In his PhD thesis – which also appeared in 1947 – he proposed a model for the assembly of the DNA molecule, with a phosphate-sugar backbone and the sugar-linked bases available for pairing. The model has two strands each made up of overlapping short chains linked by inter-chain hydrogen bonds built up into a very long and elongated molecule leading to a high relative viscosity.
At extremes of pH the hydrogen bonds are disrupted and the two-chain structure falls apart, leading to a large reduction in viscosity. Apart from the breaks in the chains – and the absence of a helix – the model is not too far removed from what was discovered in 1953 by Watson and Crick. They acknowledged how important a step the discovery of the Nottingham team was for their ultimate evaluation of the structure of DNA.
Creeth then took up a research fellowship at the Courtauld Institute of Biochemistry at the Middlesex Hospital Medical School in London, where the focus of his research switched to insulin.
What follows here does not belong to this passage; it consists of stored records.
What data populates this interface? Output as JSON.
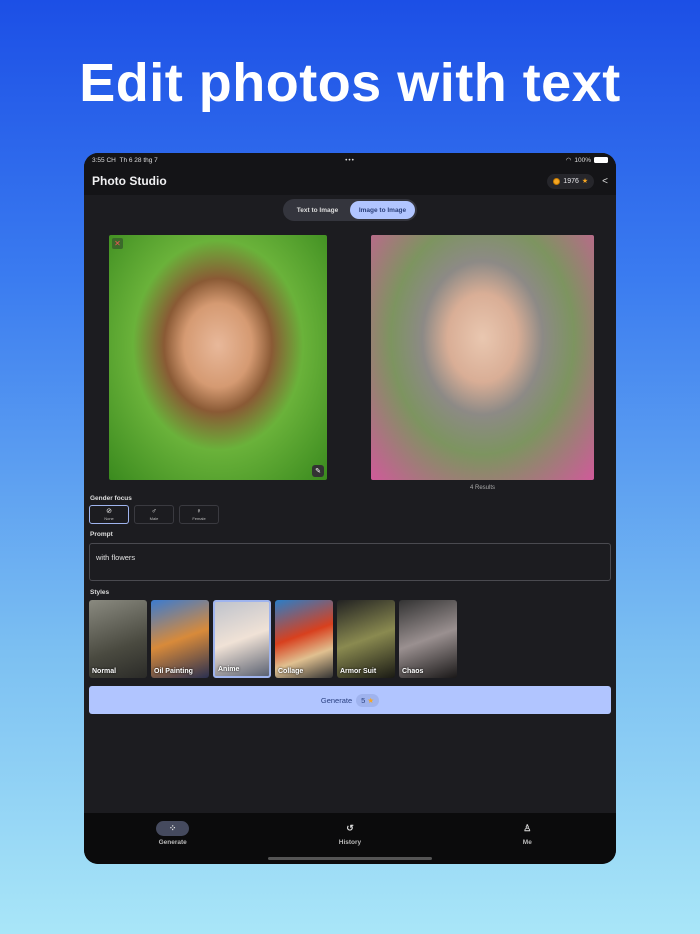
{
  "headline": "Edit photos with text",
  "status": {
    "time": "3:55 CH",
    "date": "Th 6 28 thg 7",
    "dots": "•••",
    "battery": "100%"
  },
  "header": {
    "title": "Photo Studio",
    "coins": "1976",
    "star": "★",
    "share": "<"
  },
  "tabs": [
    {
      "label": "Text to Image"
    },
    {
      "label": "Image to Image"
    }
  ],
  "results_label": "4 Results",
  "gender": {
    "label": "Gender focus",
    "options": [
      {
        "label": "None",
        "icon": "⊘"
      },
      {
        "label": "Male",
        "icon": "♂"
      },
      {
        "label": "Female",
        "icon": "♀"
      }
    ]
  },
  "prompt": {
    "label": "Prompt",
    "value": "with flowers"
  },
  "styles": {
    "label": "Styles",
    "items": [
      {
        "label": "Normal"
      },
      {
        "label": "Oil Painting"
      },
      {
        "label": "Anime"
      },
      {
        "label": "Collage"
      },
      {
        "label": "Armor Suit"
      },
      {
        "label": "Chaos"
      }
    ]
  },
  "generate": {
    "label": "Generate",
    "cost": "5",
    "star": "★"
  },
  "nav": [
    {
      "label": "Generate",
      "icon": "⁘"
    },
    {
      "label": "History",
      "icon": "↺"
    },
    {
      "label": "Me",
      "icon": "♙"
    }
  ]
}
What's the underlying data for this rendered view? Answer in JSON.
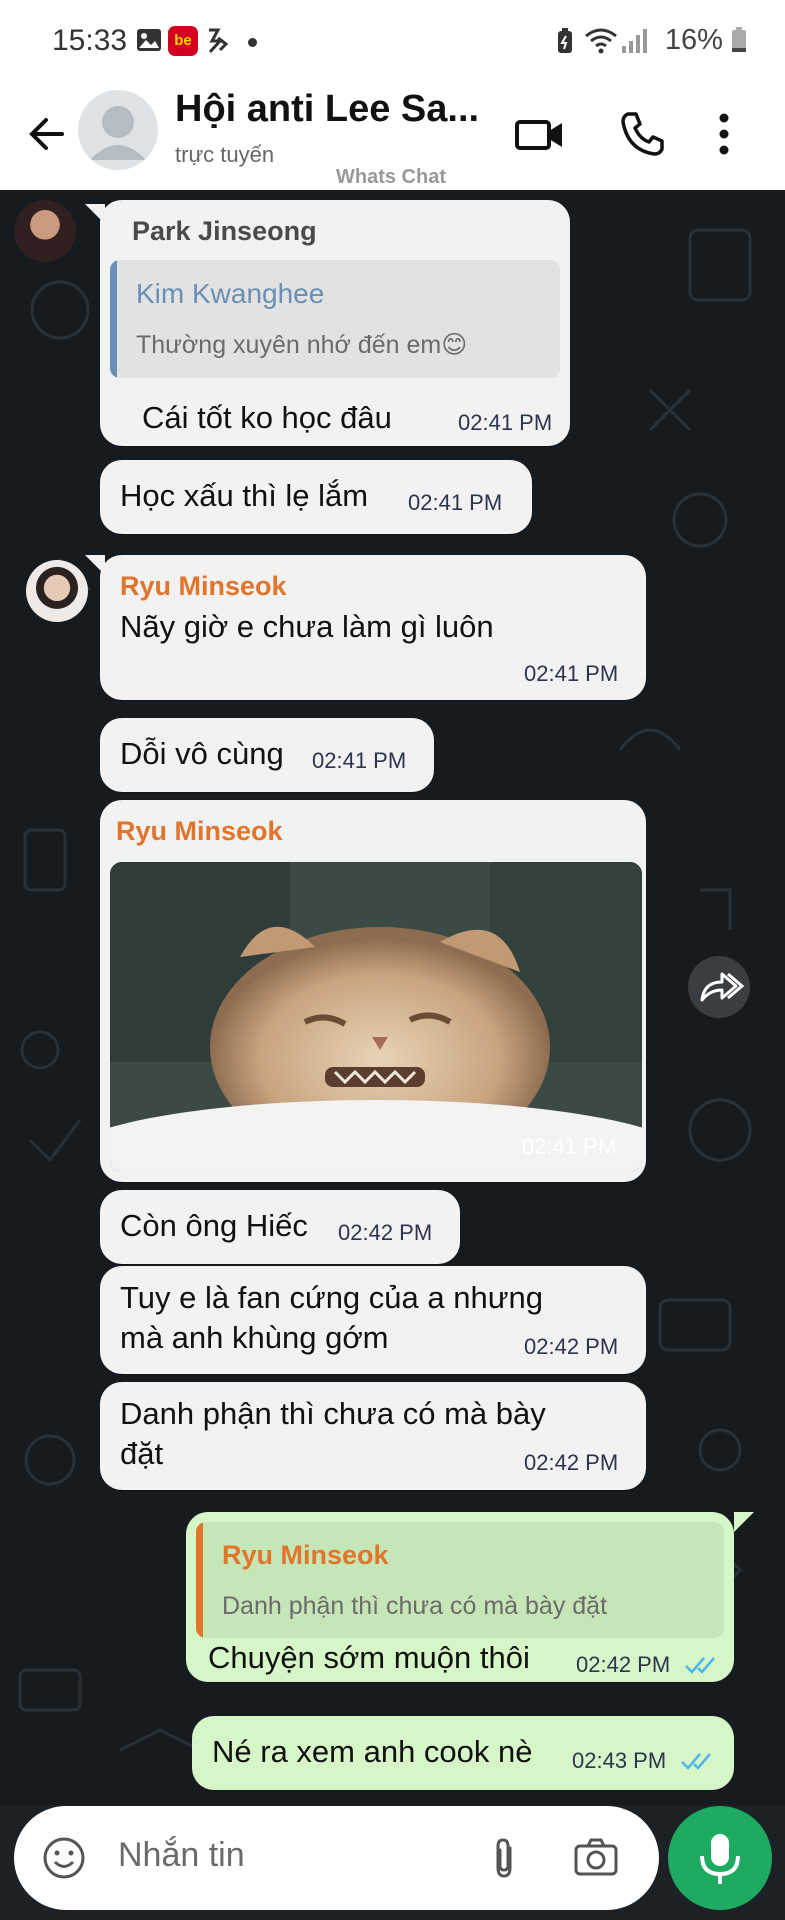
{
  "status_bar": {
    "time": "15:33",
    "app_badge": "be",
    "battery": "16%"
  },
  "header": {
    "title": "Hội anti Lee Sa...",
    "subtitle": "trực tuyến",
    "watermark": "Whats Chat"
  },
  "messages": [
    {
      "sender": "Park Jinseong",
      "quote": {
        "name": "Kim Kwanghee",
        "text": "Thường xuyên nhớ đến em😊"
      },
      "text": "Cái tốt ko học đâu",
      "time": "02:41 PM"
    },
    {
      "text": "Học xấu thì lẹ lắm",
      "time": "02:41 PM"
    },
    {
      "sender": "Ryu Minseok",
      "text": "Nãy giờ e chưa làm gì luôn",
      "time": "02:41 PM"
    },
    {
      "text": "Dỗi vô cùng",
      "time": "02:41 PM"
    },
    {
      "sender": "Ryu Minseok",
      "image": "cat-photo",
      "time": "02:41 PM"
    },
    {
      "text": "Còn ông Hiếc",
      "time": "02:42 PM"
    },
    {
      "lines": [
        "Tuy e là fan cứng của a nhưng",
        "mà anh khùng gớm"
      ],
      "time": "02:42 PM"
    },
    {
      "lines": [
        "Danh phận thì chưa có mà bày",
        "đặt"
      ],
      "time": "02:42 PM"
    },
    {
      "outgoing": true,
      "quote": {
        "name": "Ryu Minseok",
        "text": "Danh phận thì chưa có mà bày đặt"
      },
      "text": "Chuyện sớm muộn thôi",
      "time": "02:42 PM"
    },
    {
      "outgoing": true,
      "text": "Né ra xem anh cook nè",
      "time": "02:43 PM"
    }
  ],
  "input": {
    "placeholder": "Nhắn tin"
  },
  "icons": {
    "back": "back-arrow-icon",
    "video": "video-call-icon",
    "phone": "phone-call-icon",
    "more": "more-vertical-icon",
    "forward": "forward-icon",
    "emoji": "emoji-icon",
    "attach": "paperclip-icon",
    "camera": "camera-icon",
    "mic": "microphone-icon",
    "read": "double-check-icon"
  },
  "colors": {
    "orange_sender": "#e0752b",
    "blue_quote": "#6a8fb6",
    "outgoing_bubble": "#d7f6c7",
    "incoming_bubble": "#f2f2f2",
    "mic_button": "#1eaa61",
    "read_ticks": "#4fb6ec"
  }
}
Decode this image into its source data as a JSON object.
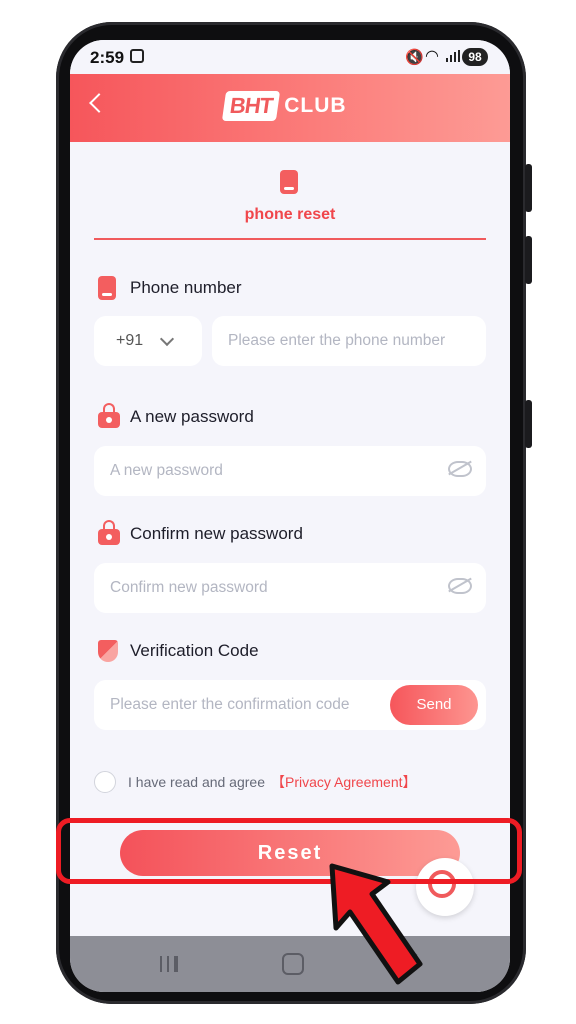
{
  "status_bar": {
    "time": "2:59",
    "battery": "98"
  },
  "header": {
    "logo_mark": "BHT",
    "logo_text": "CLUB"
  },
  "tab": {
    "label": "phone reset"
  },
  "phone": {
    "label": "Phone number",
    "country_code": "+91",
    "placeholder": "Please enter the phone number"
  },
  "new_password": {
    "label": "A new password",
    "placeholder": "A new password"
  },
  "confirm_password": {
    "label": "Confirm new password",
    "placeholder": "Confirm new password"
  },
  "verification": {
    "label": "Verification Code",
    "placeholder": "Please enter the confirmation code",
    "send_label": "Send"
  },
  "agreement": {
    "text": "I have read and agree",
    "link": "【Privacy Agreement】"
  },
  "reset_label": "Reset",
  "colors": {
    "accent": "#f05a5c",
    "highlight": "#ee1c24"
  }
}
His subsequent research path took him to Wisconsin, Adelaide, and the former Lister Institute at Chelsea Bridge Road, London, where he became one of the leading international authorities on nature's natural lubricant – mucus, and in particular the changes in mucus associated with respiratory disease. His research helped to make significant inroads towards our understanding of the nature of diseases like cystic fibrosis, chronic bronchitis and asthma: he himself was an asthmatic.
There was a temporary setback: in the late 1970s the Lister Institute was one of the first major UK research institutes to close its laboratories after increasing financial difficulties. However, from the sale of the property part of the proceeds were used to provide the funds to enable him to continue and complete his work at the University of Bristol until his retirement in 1984.
Reflecting on the early days he had remarked that after completing his doctorate he applied to the University of Cambridge for a research fellowship. He wasn't offered this but was offered a chance instead to do another PhD there, which he politely declined. Had he done so he would have been a near-neighbour to Watson and Crick and it is interesting to speculate how different the DNA discovery story may have turned out. Mike Creeth, like his former supervisors Jordan and Gulland, was a true gentleman and highly meticulous towards his science – an approach passed down to all those privileged to have been trained by him. Scientific colleagues join with family and friends in the mourning of the loss of this good man.
Steve Harding
James Michael Creeth, scientist: born Northampton 3 October 1924; married 1954 Pat Kohout (two sons, one daughter); died Shrewsbury 15 January 2010.